Hydrothermal synthesis of microalgae-derived microporous carbons for electrochemical capacitors

By Sevilla, M.; Gu, W.; Falco, C.; Titirici, M.M.; Fuertes, A.B. & Yushin, G.
Published in Journal of Power Sources NULL 2014

Abstract

N-doped highly microporous carbons have been successfully fabricated from N-rich microalgae by the combination of low-cost hydrothermal carbonization and industry-adopted KOH activation processes. The hydrothermal carbonization process was found to be an essential step for the successful conversion of microalgae into a carbon material.

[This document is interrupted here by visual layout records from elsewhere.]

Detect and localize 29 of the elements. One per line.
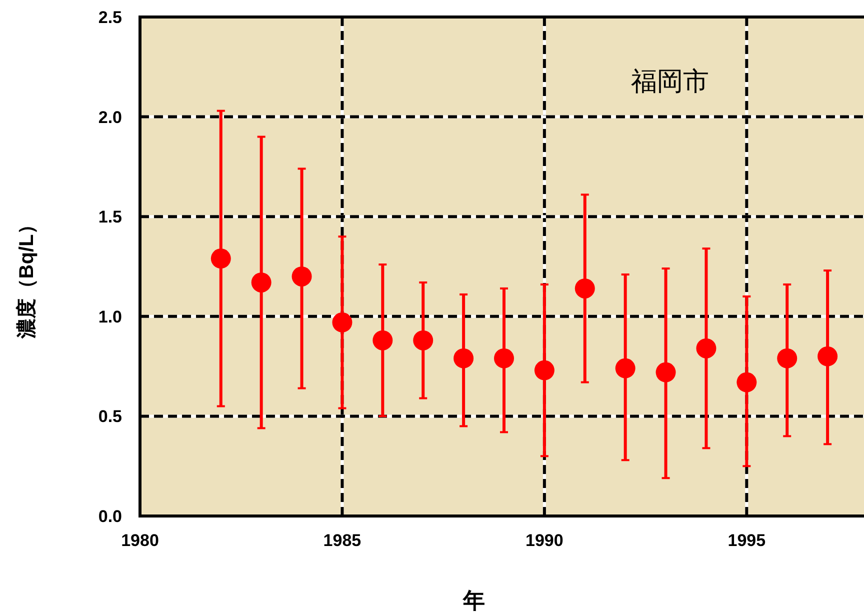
x-axis-title: 年 <box>462 588 485 613</box>
point <box>534 360 554 380</box>
point <box>615 358 636 378</box>
y-tick-label: 1.5 <box>98 208 122 227</box>
point <box>332 312 352 332</box>
point <box>574 278 595 298</box>
y-tick-label: 0.0 <box>98 507 122 526</box>
point <box>736 372 757 392</box>
point <box>656 362 676 382</box>
y-tick-label: 0.5 <box>98 407 122 426</box>
point <box>210 248 231 269</box>
y-tick-label: 1.0 <box>98 307 122 326</box>
point <box>777 348 798 368</box>
point <box>372 330 393 350</box>
annotation: 福岡市 <box>631 66 709 96</box>
point <box>251 272 272 292</box>
x-tick-label: 1995 <box>728 531 766 550</box>
point <box>494 348 514 368</box>
y-axis-title: 濃度（Bq/L） <box>15 214 38 340</box>
point <box>818 346 838 366</box>
y-tick-label: 2.5 <box>98 8 122 27</box>
point <box>413 330 434 350</box>
point <box>292 266 312 286</box>
y-tick-label: 2.0 <box>98 108 122 127</box>
x-tick-label: 1980 <box>121 531 159 550</box>
point <box>696 338 716 358</box>
x-tick-label: 1990 <box>526 531 564 550</box>
x-tick-label: 1985 <box>323 531 362 550</box>
point <box>454 348 474 368</box>
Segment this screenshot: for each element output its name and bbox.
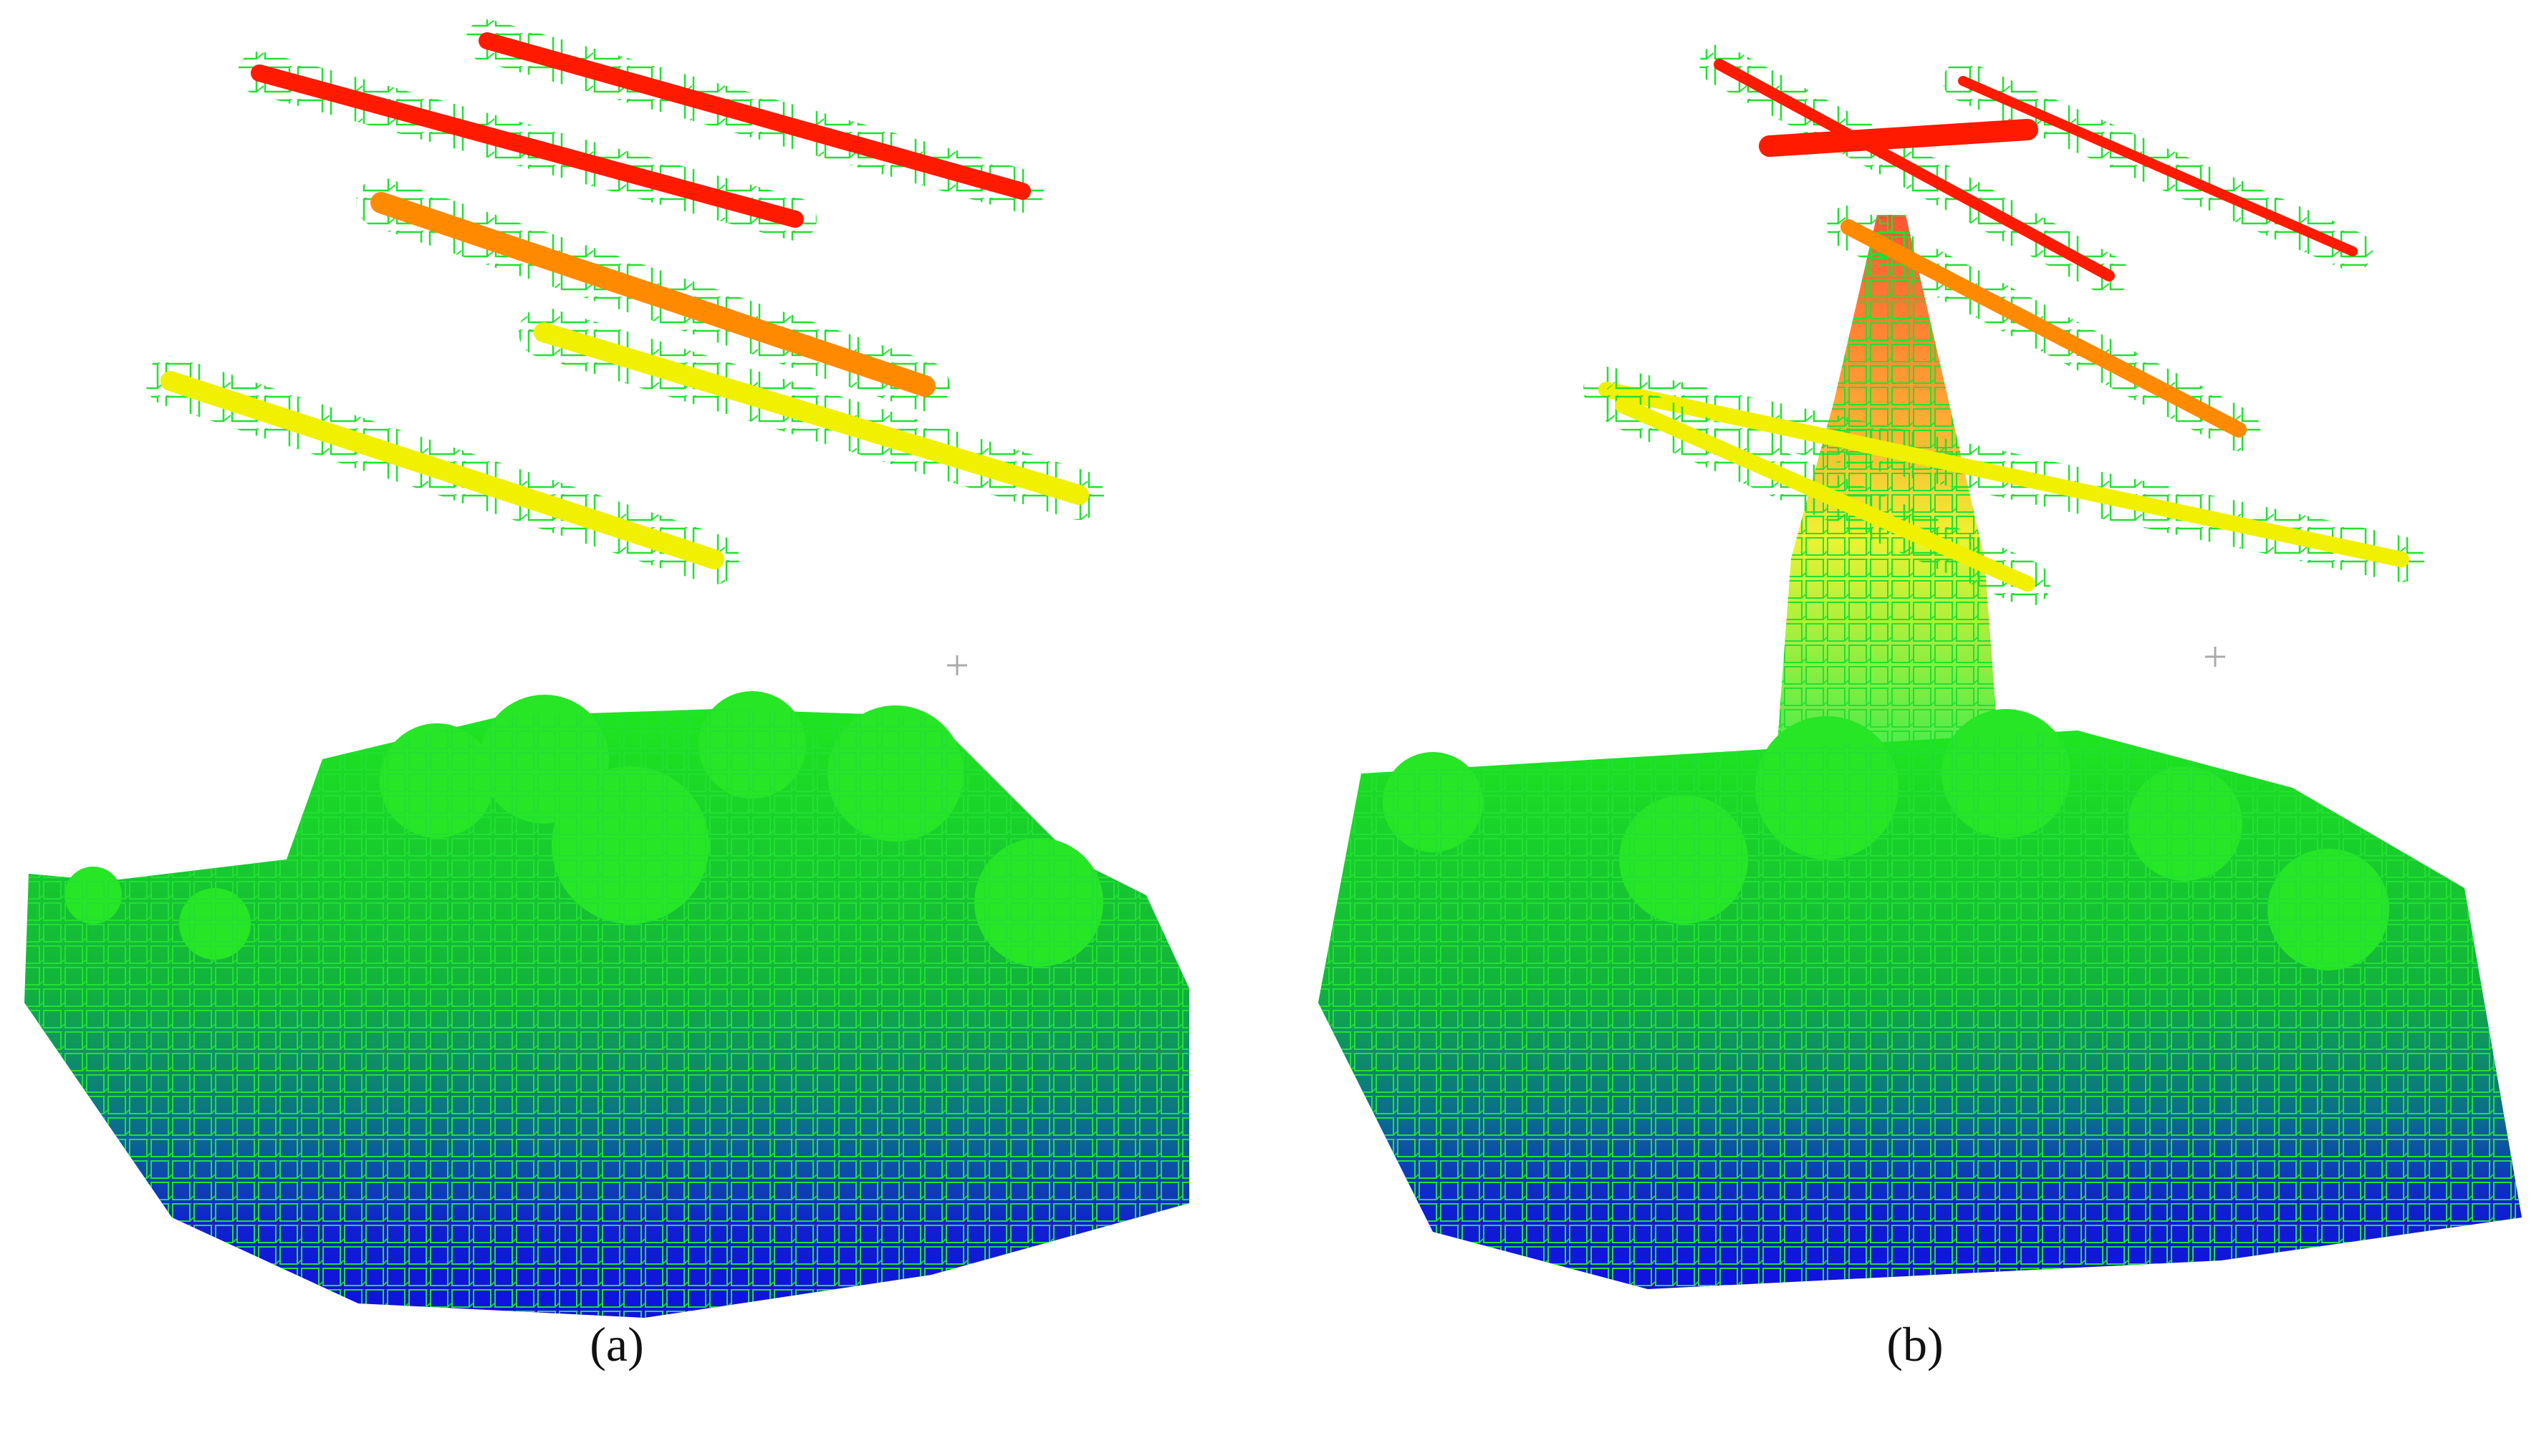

The materials thus synthesized showed BET surface areas in the range ∼1800–2200 m2 g-1 exclusively ascribed to micropores. The carbons showed N contents in the 0.7–2.7 wt.%, owing to the use of N-rich microalgae as a carbon precursor. When tested in symmetric double layer capacitors (occasionally called supercapacitors) based on aqueous LiCl electrolytes, pseudocapacitance was only observable for the sample synthesized at the lowest temperature, 650 °C, which is the one exhibiting the largest amount of N- and O-containing groups. The samples synthesized at 700–750 °C exhibited excellent rate capability (only 20% of capacitance loose at 20 A g-1), with specific capacitances of 170–200 F g-1 at 0.1 A g-1. These materials showed excellent long-term cycling stability under high current densities.